Relationship with pharmacist important to most people
In a recent survey of consumers conducted in independent pharmacies across the Western Cape, 83% of respondents indicated that in selecting a pharmacy their relationship with their local pharmacist was the most important factor, with price coming in as the least important at only 27%.
“The survey indicates that the role of the community pharmacist as a healthcare provider remains as critical today as it was in our parents’ generation,” says Drew Horner, chairman of United South African Pharmacies.
The survey, which was undertaken in order for independent pharmacists to understand their consumers and to enhance service, found that the second most important factor in selecting a pharmacy was convenience (79% of consumers rated convenience as a determining factor in their choice of pharmacy).
Echoing this, the research revealed that 88% of people surveyed will not travel further than five kilometres from home to a pharmacy, even if they could get a better price on their medication at another pharmacy.
“Stopping off at your local tried and trusted pharmacy seems to beat running into a mall in terms of convenience.

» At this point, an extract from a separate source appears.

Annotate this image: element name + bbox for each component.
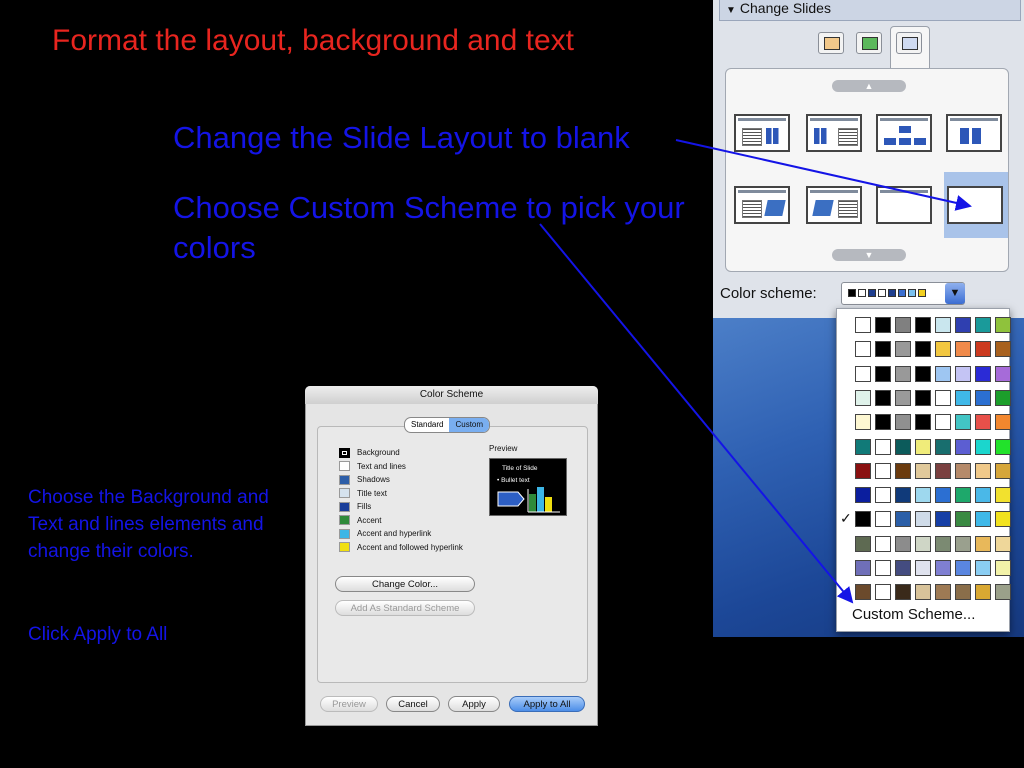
arrow-to-blank-layout bbox=[675, 139, 972, 211]
annotation-arrows bbox=[539, 139, 972, 604]
arrow-to-custom-scheme bbox=[539, 223, 854, 604]
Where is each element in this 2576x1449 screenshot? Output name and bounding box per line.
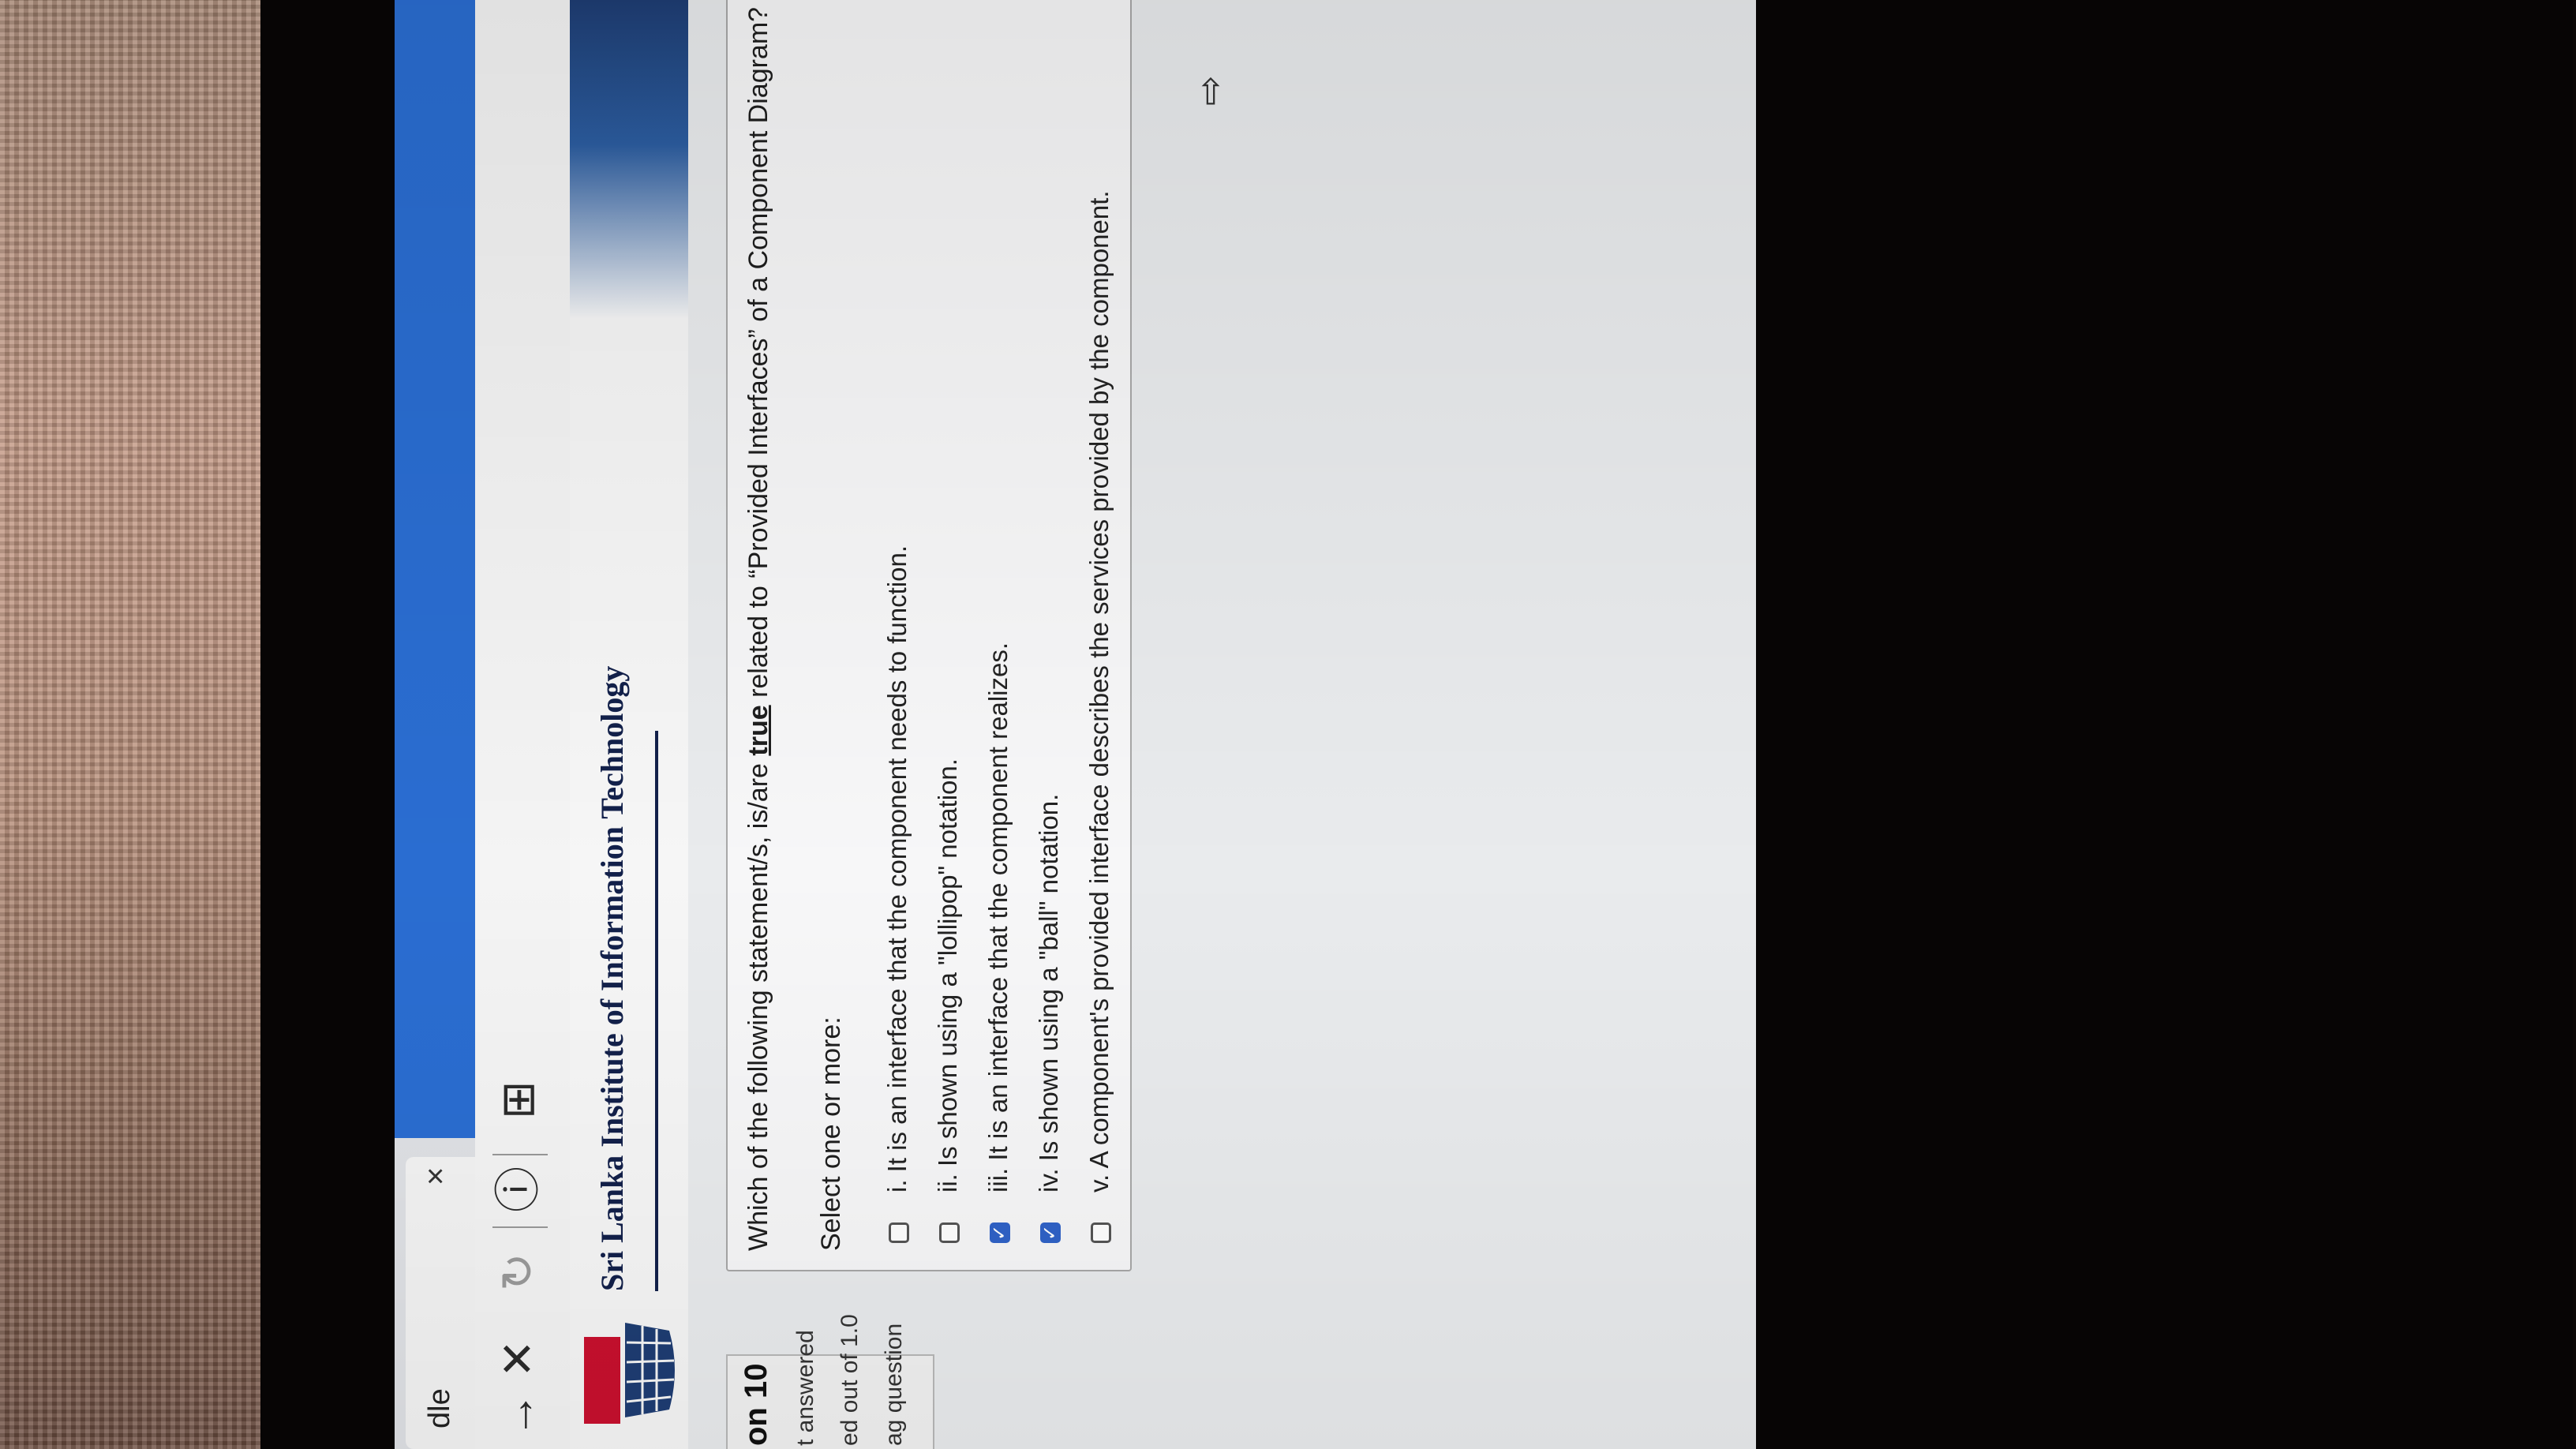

This makes complete sense, as our research shows that 61% of consumers tend to go to the pharmacy in the afternoon before 6pm and 57% preferred to go first thing in the morning”, says Horner.
An overwhelming majority of respondents indicated that they have been making use of the same community pharmacy for between five and ten years.
In addition to medication, a big priority for consumers is health supplements. 52 % of consumers indicating that, in addition to over the counter medication and filling a script, they purchased health supplements in their pharmacy.
”Most consumers are seeking a safe, professional and convenient experience. One can only have that experience if you have personal relationship with a knowledgeable and respected community pharmacist as it engenders feelings of trust and involvement in their health and general wellness.”
"It is in the adherence to prescription regimens and safety in combining medications, that relationship plays a critical role," explains Horner.
"Pharmacists must take great pains to foster this close patient–pharmacist relationship. It is just part of the personal service offered by community pharmacists that sets us apart from our peers in rather more anonymous conditions of the large chain or corporate pharmacies."